Myocardial Delayed Contrast Enhancement
A valuable component of CMR imaging is the ability to characterize myocardial tissue using the previously mentioned sequences coupled with the infusion of gadolinium contrast. The normal and pathologic wash-out kinetics of contrast have been well validated and provide evidence of normal or abnormal myocardial tissues. Although initially established for LV myocardial diseases, this technique can also be used for the thinner walled RV myocardium, although its reliability is less well established (Fig. 19–13C).51
Multidetector Cardiac Computed Tomography
Cardiac computed tomography (CCT) provides high-quality 3D data sets for postprocessing that can be used to obtain both global and regional RV function parameters and anatomic volume with high spatial and adequate temporal resolution within a breath-hold using ECG synchronization (Fig. 19–14). The ability to assess functional information of the RV represents another important application of CCT, especially in patients with acute pulmonary emboli and congenital cardiovascular disease commonly referred for CCT. The accuracy of volume and regional functional measurements depends on the spatial and temporal resolution as well as the timing of the contrast enhancement of cardiac chambers. Optimal contrast timing requires a priori determination to maximize visualization of either the RV or LV or both ventricles equally. Reconstruction of thin myocardial slices reduces partial volume effect and provides a sharper definition of endocardial borders. Retrospective cardiac gating has the advantage of enabling image reconstructions at any point throughout the cardiac cycle and is essential for functional analysis.

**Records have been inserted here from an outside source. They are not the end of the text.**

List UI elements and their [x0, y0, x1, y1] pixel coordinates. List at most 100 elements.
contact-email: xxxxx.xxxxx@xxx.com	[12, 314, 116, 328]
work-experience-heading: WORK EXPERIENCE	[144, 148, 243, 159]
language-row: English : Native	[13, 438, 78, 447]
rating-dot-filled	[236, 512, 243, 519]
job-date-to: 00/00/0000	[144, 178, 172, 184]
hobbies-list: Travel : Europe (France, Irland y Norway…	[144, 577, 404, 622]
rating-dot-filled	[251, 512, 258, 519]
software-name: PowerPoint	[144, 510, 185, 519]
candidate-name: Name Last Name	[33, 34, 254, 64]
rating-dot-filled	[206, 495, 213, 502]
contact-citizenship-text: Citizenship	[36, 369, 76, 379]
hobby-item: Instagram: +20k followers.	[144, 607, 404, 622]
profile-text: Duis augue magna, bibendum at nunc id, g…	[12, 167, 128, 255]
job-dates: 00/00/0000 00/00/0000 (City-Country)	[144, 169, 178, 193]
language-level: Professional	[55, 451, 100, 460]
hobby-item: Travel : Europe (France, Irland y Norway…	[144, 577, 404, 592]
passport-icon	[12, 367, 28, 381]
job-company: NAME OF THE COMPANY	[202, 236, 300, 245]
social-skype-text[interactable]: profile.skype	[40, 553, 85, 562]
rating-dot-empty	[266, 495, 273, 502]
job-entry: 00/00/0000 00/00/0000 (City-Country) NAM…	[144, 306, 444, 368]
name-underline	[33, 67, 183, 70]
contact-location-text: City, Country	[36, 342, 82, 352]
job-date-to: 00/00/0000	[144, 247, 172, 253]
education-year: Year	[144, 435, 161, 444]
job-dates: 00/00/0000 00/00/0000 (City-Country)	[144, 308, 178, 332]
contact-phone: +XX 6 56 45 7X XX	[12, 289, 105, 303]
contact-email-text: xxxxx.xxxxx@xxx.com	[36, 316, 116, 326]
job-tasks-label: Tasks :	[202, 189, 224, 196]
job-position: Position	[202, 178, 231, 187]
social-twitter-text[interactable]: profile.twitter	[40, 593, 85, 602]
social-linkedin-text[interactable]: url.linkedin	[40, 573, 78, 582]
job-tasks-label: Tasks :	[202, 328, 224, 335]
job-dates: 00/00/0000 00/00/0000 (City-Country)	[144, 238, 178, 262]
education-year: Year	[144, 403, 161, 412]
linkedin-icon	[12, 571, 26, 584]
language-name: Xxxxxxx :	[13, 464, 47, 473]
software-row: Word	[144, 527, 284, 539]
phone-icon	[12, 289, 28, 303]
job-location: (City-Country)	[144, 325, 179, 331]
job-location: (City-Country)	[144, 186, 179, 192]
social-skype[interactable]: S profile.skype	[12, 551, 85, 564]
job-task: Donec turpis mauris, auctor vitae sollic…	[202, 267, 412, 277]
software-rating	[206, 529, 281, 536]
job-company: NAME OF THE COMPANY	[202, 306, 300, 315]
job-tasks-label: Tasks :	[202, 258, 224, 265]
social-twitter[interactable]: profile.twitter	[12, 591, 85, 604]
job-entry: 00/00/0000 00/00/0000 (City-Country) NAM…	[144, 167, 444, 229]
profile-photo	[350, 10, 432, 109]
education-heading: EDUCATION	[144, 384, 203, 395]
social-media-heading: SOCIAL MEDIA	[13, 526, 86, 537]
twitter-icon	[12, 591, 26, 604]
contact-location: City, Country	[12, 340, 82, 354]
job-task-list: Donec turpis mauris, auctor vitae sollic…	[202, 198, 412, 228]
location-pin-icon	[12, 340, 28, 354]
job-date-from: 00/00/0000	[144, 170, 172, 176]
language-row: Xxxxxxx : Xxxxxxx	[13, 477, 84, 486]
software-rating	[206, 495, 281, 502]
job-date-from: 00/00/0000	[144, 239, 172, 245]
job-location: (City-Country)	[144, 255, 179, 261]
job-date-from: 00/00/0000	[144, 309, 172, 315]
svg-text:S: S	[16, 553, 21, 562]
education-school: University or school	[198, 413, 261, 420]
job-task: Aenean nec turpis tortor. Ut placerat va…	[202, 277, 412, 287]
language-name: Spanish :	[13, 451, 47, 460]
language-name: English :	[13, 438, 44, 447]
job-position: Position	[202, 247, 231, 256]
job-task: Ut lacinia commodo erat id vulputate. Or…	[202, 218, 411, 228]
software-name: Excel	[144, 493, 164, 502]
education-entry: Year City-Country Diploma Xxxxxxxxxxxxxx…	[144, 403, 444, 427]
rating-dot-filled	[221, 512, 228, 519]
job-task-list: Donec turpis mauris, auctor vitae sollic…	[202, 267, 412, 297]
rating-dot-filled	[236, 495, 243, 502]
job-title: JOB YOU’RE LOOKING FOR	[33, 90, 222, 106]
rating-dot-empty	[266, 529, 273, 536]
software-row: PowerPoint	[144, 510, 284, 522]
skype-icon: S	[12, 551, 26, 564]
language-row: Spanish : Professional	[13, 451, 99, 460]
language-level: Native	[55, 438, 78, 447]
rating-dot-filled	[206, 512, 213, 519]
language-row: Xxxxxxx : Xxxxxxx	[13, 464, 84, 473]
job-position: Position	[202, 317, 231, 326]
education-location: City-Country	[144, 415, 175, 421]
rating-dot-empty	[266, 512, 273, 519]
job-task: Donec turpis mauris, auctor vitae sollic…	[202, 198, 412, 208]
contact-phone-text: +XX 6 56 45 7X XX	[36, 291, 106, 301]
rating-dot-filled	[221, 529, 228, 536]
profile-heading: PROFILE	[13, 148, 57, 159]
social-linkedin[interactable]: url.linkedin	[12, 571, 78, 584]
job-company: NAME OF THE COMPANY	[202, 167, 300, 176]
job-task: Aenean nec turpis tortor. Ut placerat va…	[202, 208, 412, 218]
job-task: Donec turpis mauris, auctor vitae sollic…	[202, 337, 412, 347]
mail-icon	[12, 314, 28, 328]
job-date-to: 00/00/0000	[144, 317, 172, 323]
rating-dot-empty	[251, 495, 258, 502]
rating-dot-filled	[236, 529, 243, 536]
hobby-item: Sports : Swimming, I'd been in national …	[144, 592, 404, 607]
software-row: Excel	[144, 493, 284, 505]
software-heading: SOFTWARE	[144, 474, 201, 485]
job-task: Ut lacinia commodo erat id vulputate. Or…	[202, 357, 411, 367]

Few studies have been published on RV global function assessment in comparison with standard modalities. Due to the current lower temporal resolution of CCT compared with echocardiography or CMR, a slight overestimation of the ventricular volumes may be expected.52
Cardiac computed tomography angiography, three-dimensional, volume-rendered image, end-systolic phase, with contrast timed to fill both the right ventricular (RV) and left ventricular chambers. A large, focal diverticulum (arrow) is seen in the RV apex in a newborn infant with congenital heart disease. See Moving Image 19–14.
Moving Image 19-14.
Cardiac CTA, 3D volume-rendered image, end-systolic phase, with contrast timed to fill both the RV and LV chambers.